Defendant claims plaintiff was contributorily negligent. Defendant points to the fact that plaintiff could not see a bus until it reached a point even with the west line of the Briggs building; that plaintiff testified he knew at the time he crossed the drive that he was in danger of being struck by busses making wide righthand turns; that plaintiff walked 20 feet across the drive without turning his head to the left or right to see if there was approaching traffic. Contributory negligence is a question for the jury, if there is one, and, on motion for a directed verdict, the evidence must be considered in the light most favorable to plaintiff's right to recover. Arnell v. Gordon, 234 Mich. 140; Moore v. Noorthoek, 280 Mich. 431; Frary v. Grand Rapids Taxicab Co., 227 Mich. 445; Wallace v. Rosenfeld, 285 Mich. 204; Reedy v. Goodin, 285 Mich. 614.

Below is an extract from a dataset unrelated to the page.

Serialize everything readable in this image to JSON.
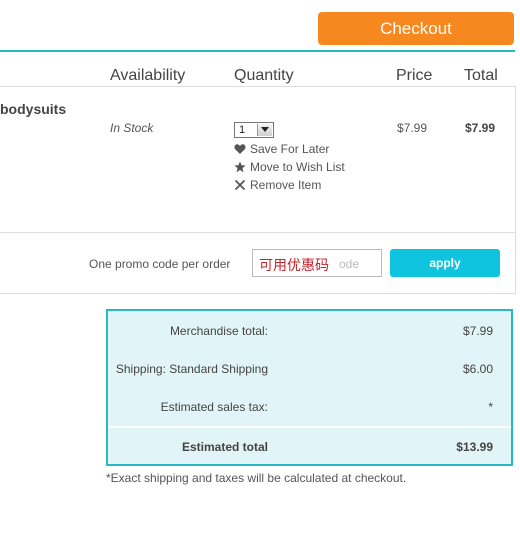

"In cases of this character it should be made very plain by the proofs that the conduct of the plaintiff was negligent before his conduct is declared to be negligent as a matter of law." Frary v. Grand Rapids Taxicab Co., supra.
"Contributory negligence is ordinarily a question of fact for the jury, if there is one, unless the evidence so plainly and clearly establishes such contributory negligence that no reasonable man could come to any other conclusion." Reedy v. Goodin, supra.
A lower degree of care and diligence is required of pedestrians upon private driveways than is required of pedestrians crossing a public street. Foley v. Riverside Storage Cartage Co., 85 Mich. 7; Reedy v. Goodin, supra.
At the time plaintiff was struck he was 20 feet north of the intersection of the driveway and Manchester avenue and there was 20 feet of driveway behind him in which a northbound bus could pass. Notwithstanding the fact that the nature of the corner necessitated wide turns, it is clear that defendant's bus was on the left side of the road when it struck plaintiff. Contributory negligence is found when reasonable men could come to no other conclusion. It cannot be said that reasonable men would unanimously agree that plaintiff was unreasonable in believing a northbound bus would traverse the 20 feet behind him rather than continue its course on the left side of the driveway. Pedestrians are not contributorily negligent as a matter of law for failure to look behind them. Krukowski v. Englehardt, 276 Mich. 136. The word "behind" as applied in Krukowski v. Englehardt does not mean directly back of one, but rather diagonally across one's shoulder to the side and rear. The record does not reveal whether defendant's bus was moving directly west or northwest at the time it struck plaintiff. If the bus was moving northwest at the time of the accident, it cannot be ruled as a matter of law that plaintiff's failure to look constituted contributory negligence. The fact that plaintiff looked in both directions before he attempted to cross the driveway, that there were no cars coming at the time, that he was an invitee upon defendant's private driveway, that at the time he was struck there was ample room for a northbound bus to pass behind him, and that as a matter of law he was not bound to look back across his left shoulder are adequate facts to make plaintiff's contributory negligence a question of fact for the jury.
Judgment reversed, with costs, and case remanded for trial.
BUSHNELL, C.J., and SHARPE, CHANDLER, NORTH, McALLISTER WIEST, and BUTZEL, JJ., concurred.